During World War I the island was leased to the Cockatoo Island Dockyard for storing ships' parts and old corrugated iron.

In 1930, Len Forsythe leased the island from the Commonwealth Government in order to create a training depot for boys in nautical skills. Around 50 cadets were recruited and began work on the island. After clearing the island of vegetation in 1931, the island was flattened by blasting an estimated 1,000 tonnes of rock from the top of the island over an eight-month period. Associated land reclamation activities increased the size of the island by around 1,000 square metres. The stone sea walls of the island were sculptured to create the shape of a ship with the stern (pointing towards Drummoyne) and the bow (pointing towards Cockatoo Island).

In 1932, building work commenced on a signal station, wharf and the other main buildings that can still be seen today. The layout of these buildings models the layout of a naval ship. The cadets also planted the two cabbage-tree palms which are still the only vegetation left on the island.

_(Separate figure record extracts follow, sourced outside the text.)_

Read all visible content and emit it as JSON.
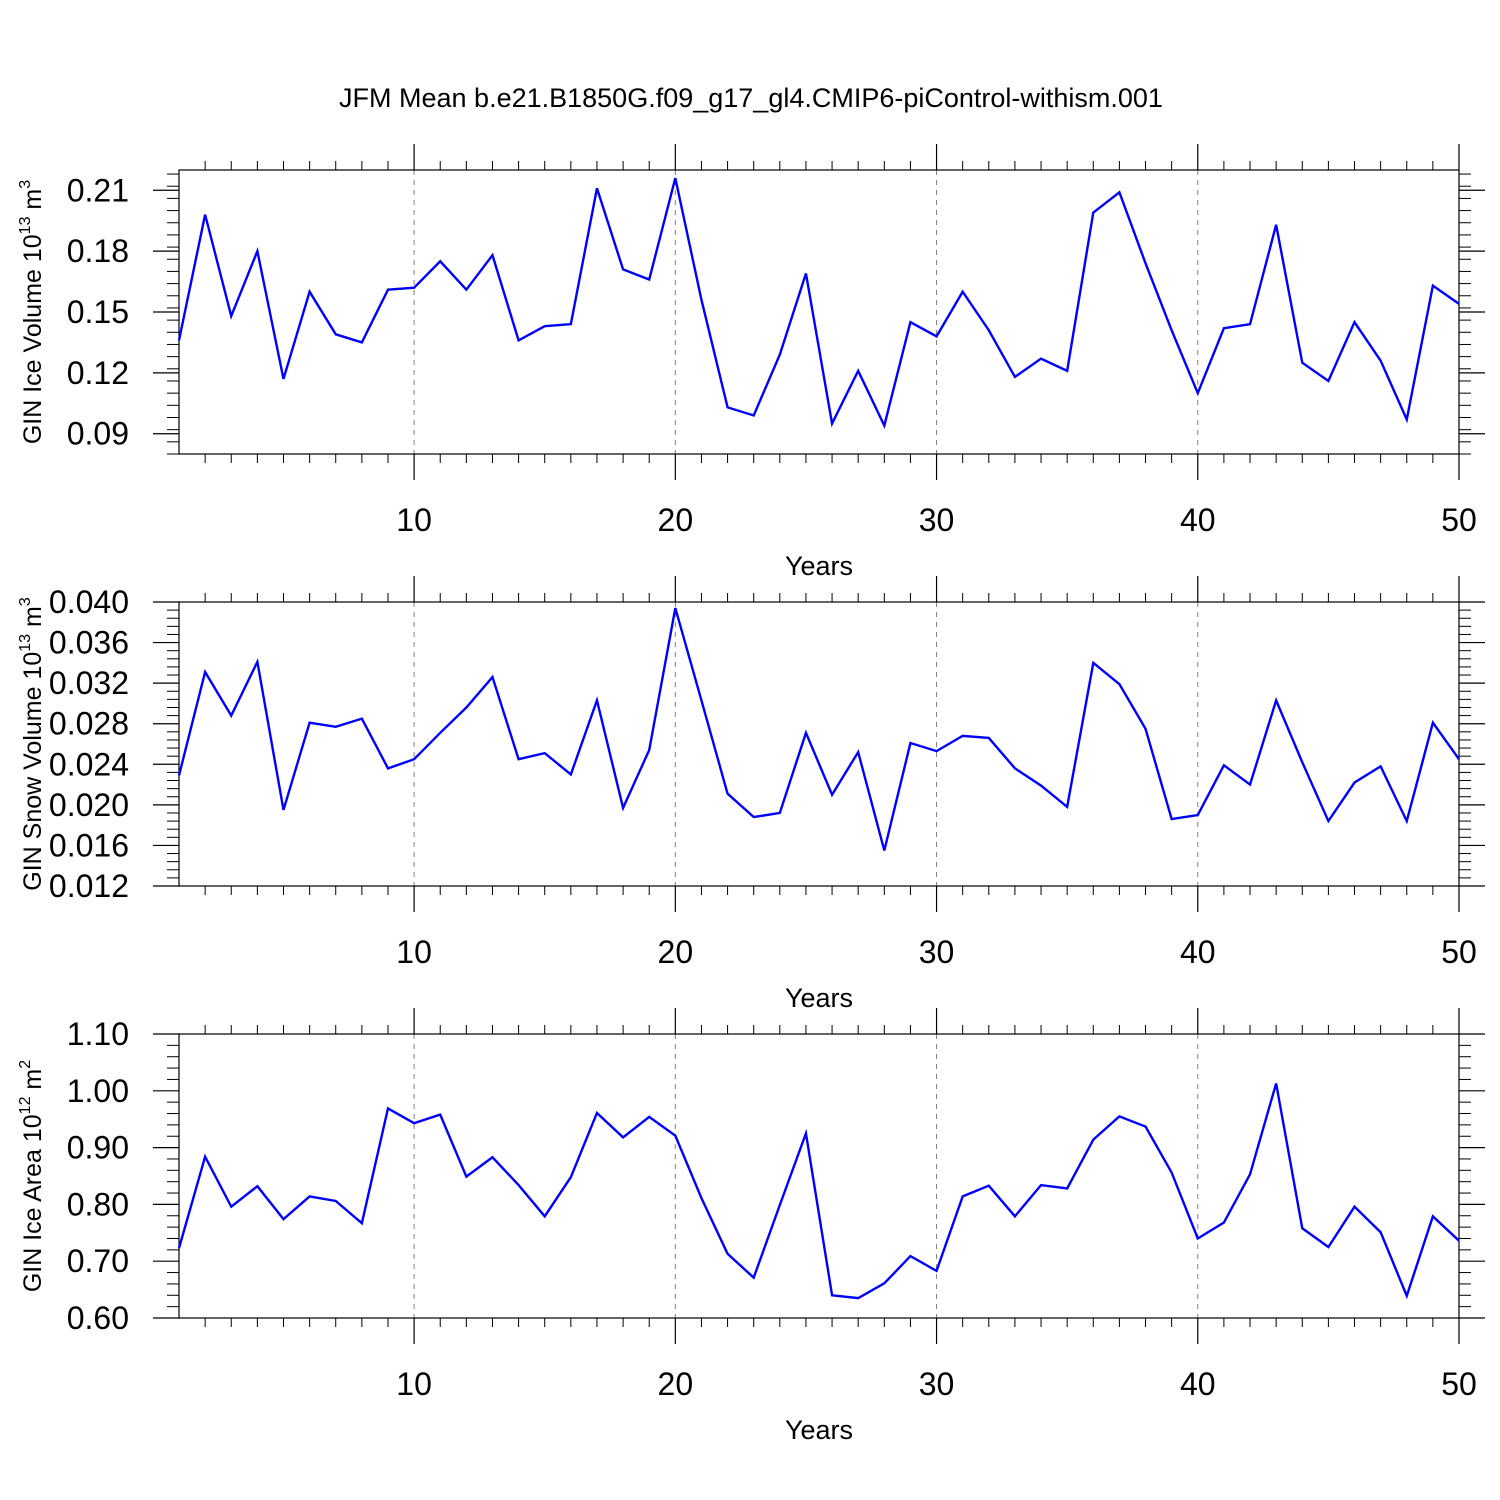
{
  "title": "JFM Mean b.e21.B1850G.f09_g17_gl4.CMIP6-piControl-withism.001",
  "colors": {
    "line": "#0000ff",
    "frame": "#000000",
    "grid": "#808080"
  },
  "chart_data": [
    {
      "type": "line",
      "ylabel": {
        "main": "GIN Ice Volume 10",
        "exponent": "13",
        "unit": " m",
        "unit_exp": "3"
      },
      "xlabel": "Years",
      "xlim": [
        1,
        50
      ],
      "ylim": [
        0.08,
        0.22
      ],
      "yticks": [
        0.09,
        0.12,
        0.15,
        0.18,
        0.21
      ],
      "ytick_labels": [
        "0.09",
        "0.12",
        "0.15",
        "0.18",
        "0.21"
      ],
      "xticks": [
        10,
        20,
        30,
        40,
        50
      ],
      "xtick_labels": [
        "10",
        "20",
        "30",
        "40",
        "50"
      ],
      "x": [
        1,
        2,
        3,
        4,
        5,
        6,
        7,
        8,
        9,
        10,
        11,
        12,
        13,
        14,
        15,
        16,
        17,
        18,
        19,
        20,
        21,
        22,
        23,
        24,
        25,
        26,
        27,
        28,
        29,
        30,
        31,
        32,
        33,
        34,
        35,
        36,
        37,
        38,
        39,
        40,
        41,
        42,
        43,
        44,
        45,
        46,
        47,
        48,
        49,
        50
      ],
      "values": [
        0.136,
        0.198,
        0.148,
        0.18,
        0.117,
        0.16,
        0.139,
        0.135,
        0.161,
        0.162,
        0.175,
        0.161,
        0.178,
        0.136,
        0.143,
        0.144,
        0.211,
        0.171,
        0.166,
        0.216,
        0.156,
        0.103,
        0.099,
        0.129,
        0.169,
        0.095,
        0.121,
        0.094,
        0.145,
        0.138,
        0.16,
        0.141,
        0.118,
        0.127,
        0.121,
        0.199,
        0.209,
        0.174,
        0.141,
        0.11,
        0.142,
        0.144,
        0.193,
        0.125,
        0.116,
        0.145,
        0.126,
        0.097,
        0.163,
        0.154
      ]
    },
    {
      "type": "line",
      "ylabel": {
        "main": "GIN Snow Volume 10",
        "exponent": "13",
        "unit": " m",
        "unit_exp": "3"
      },
      "xlabel": "Years",
      "xlim": [
        1,
        50
      ],
      "ylim": [
        0.012,
        0.04
      ],
      "yticks": [
        0.012,
        0.016,
        0.02,
        0.024,
        0.028,
        0.032,
        0.036,
        0.04
      ],
      "ytick_labels": [
        "0.012",
        "0.016",
        "0.020",
        "0.024",
        "0.028",
        "0.032",
        "0.036",
        "0.040"
      ],
      "xticks": [
        10,
        20,
        30,
        40,
        50
      ],
      "xtick_labels": [
        "10",
        "20",
        "30",
        "40",
        "50"
      ],
      "x": [
        1,
        2,
        3,
        4,
        5,
        6,
        7,
        8,
        9,
        10,
        11,
        12,
        13,
        14,
        15,
        16,
        17,
        18,
        19,
        20,
        21,
        22,
        23,
        24,
        25,
        26,
        27,
        28,
        29,
        30,
        31,
        32,
        33,
        34,
        35,
        36,
        37,
        38,
        39,
        40,
        41,
        42,
        43,
        44,
        45,
        46,
        47,
        48,
        49,
        50
      ],
      "values": [
        0.0229,
        0.0331,
        0.0288,
        0.0341,
        0.0195,
        0.0281,
        0.0277,
        0.0285,
        0.0236,
        0.0245,
        0.0271,
        0.0296,
        0.0326,
        0.0245,
        0.0251,
        0.023,
        0.0303,
        0.0197,
        0.0254,
        0.0394,
        0.0303,
        0.0211,
        0.0188,
        0.0192,
        0.0271,
        0.021,
        0.0252,
        0.0155,
        0.0261,
        0.0253,
        0.0268,
        0.0266,
        0.0236,
        0.0219,
        0.0198,
        0.034,
        0.0319,
        0.0275,
        0.0186,
        0.019,
        0.0239,
        0.022,
        0.0303,
        0.0242,
        0.0184,
        0.0222,
        0.0238,
        0.0184,
        0.0281,
        0.0245
      ]
    },
    {
      "type": "line",
      "ylabel": {
        "main": "GIN Ice Area 10",
        "exponent": "12",
        "unit": " m",
        "unit_exp": "2"
      },
      "xlabel": "Years",
      "xlim": [
        1,
        50
      ],
      "ylim": [
        0.6,
        1.1
      ],
      "yticks": [
        0.6,
        0.7,
        0.8,
        0.9,
        1.0,
        1.1
      ],
      "ytick_labels": [
        "0.60",
        "0.70",
        "0.80",
        "0.90",
        "1.00",
        "1.10"
      ],
      "xticks": [
        10,
        20,
        30,
        40,
        50
      ],
      "xtick_labels": [
        "10",
        "20",
        "30",
        "40",
        "50"
      ],
      "x": [
        1,
        2,
        3,
        4,
        5,
        6,
        7,
        8,
        9,
        10,
        11,
        12,
        13,
        14,
        15,
        16,
        17,
        18,
        19,
        20,
        21,
        22,
        23,
        24,
        25,
        26,
        27,
        28,
        29,
        30,
        31,
        32,
        33,
        34,
        35,
        36,
        37,
        38,
        39,
        40,
        41,
        42,
        43,
        44,
        45,
        46,
        47,
        48,
        49,
        50
      ],
      "values": [
        0.723,
        0.884,
        0.796,
        0.832,
        0.774,
        0.814,
        0.806,
        0.767,
        0.969,
        0.943,
        0.958,
        0.849,
        0.883,
        0.834,
        0.779,
        0.848,
        0.961,
        0.918,
        0.954,
        0.921,
        0.811,
        0.713,
        0.671,
        0.799,
        0.925,
        0.64,
        0.635,
        0.661,
        0.709,
        0.683,
        0.814,
        0.833,
        0.779,
        0.834,
        0.828,
        0.914,
        0.955,
        0.937,
        0.856,
        0.74,
        0.768,
        0.853,
        1.013,
        0.758,
        0.725,
        0.796,
        0.751,
        0.639,
        0.779,
        0.736
      ]
    }
  ]
}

With the onset of World War II, the island was returned to the service of the Navy. At the end of 1942 United States troops moved onto the island to use it for training purposes. The British also used some of the facilities on Snapper Island as a social club for troops on leave.

In 1952, Forsythe decided to set up the Snapper Island Company and establish a museum on the island, the income from which would go towards the ongoing maintenance of the island. Opened after 1966, the museum held thousands of pieces of memorabilia from Australia's naval history.

Currently the island is closed to the public.